Empezó a buscarlas en sus pantalones, mientras decía:

—Debo haber las perdido.

Me di vuelta y empecé a caminar. Me siguió hasta el coche. Sus puños golpearon contra los vidrios.

—Tenga corazón, por amor de Dios. Déme unas monedas… le hablé de su amigo…

—No hay dinero para vino —le dije.

—Es para comer. Tengo hambre. Vine aquí para la cosecha de naranjas y me despidieron. Dicen que no servía para ese trabajo.

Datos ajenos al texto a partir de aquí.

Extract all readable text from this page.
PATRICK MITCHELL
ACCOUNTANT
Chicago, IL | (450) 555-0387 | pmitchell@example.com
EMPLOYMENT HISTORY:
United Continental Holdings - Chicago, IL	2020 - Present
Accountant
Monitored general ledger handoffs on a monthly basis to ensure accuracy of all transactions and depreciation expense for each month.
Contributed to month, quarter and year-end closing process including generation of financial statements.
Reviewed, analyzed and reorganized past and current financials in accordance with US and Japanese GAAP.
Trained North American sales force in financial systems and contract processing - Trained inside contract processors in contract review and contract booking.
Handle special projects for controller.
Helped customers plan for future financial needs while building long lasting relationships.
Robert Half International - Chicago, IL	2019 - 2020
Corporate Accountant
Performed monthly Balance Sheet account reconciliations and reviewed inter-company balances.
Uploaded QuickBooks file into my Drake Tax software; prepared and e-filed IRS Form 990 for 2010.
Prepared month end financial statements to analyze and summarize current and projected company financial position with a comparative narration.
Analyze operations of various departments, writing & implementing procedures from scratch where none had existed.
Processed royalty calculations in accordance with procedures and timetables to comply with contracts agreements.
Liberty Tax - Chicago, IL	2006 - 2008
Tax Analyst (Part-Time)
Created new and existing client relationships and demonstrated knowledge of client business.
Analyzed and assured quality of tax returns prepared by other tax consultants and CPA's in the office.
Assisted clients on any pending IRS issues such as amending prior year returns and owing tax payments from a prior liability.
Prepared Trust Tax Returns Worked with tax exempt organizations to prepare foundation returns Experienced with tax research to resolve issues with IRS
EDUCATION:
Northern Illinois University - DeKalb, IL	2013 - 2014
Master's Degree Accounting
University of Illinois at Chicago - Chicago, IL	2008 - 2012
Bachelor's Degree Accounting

—Le darán de comer en el Ejército de Salvación.

Apretó sus labios y me escupió en el vidrio de la ventanilla. Su saliva corrió entre él y yo. Puse el motor en marcha.

—Retírese, puede lastimarse.

—Ya estoy lastimado —dijo, como si su voz fuera un resumen de su vida.

Se alejó tambaleando hacia la cerca, desapareciendo repentinamente por el agujero, como un hombre tragado repentinamente por la oscuridad.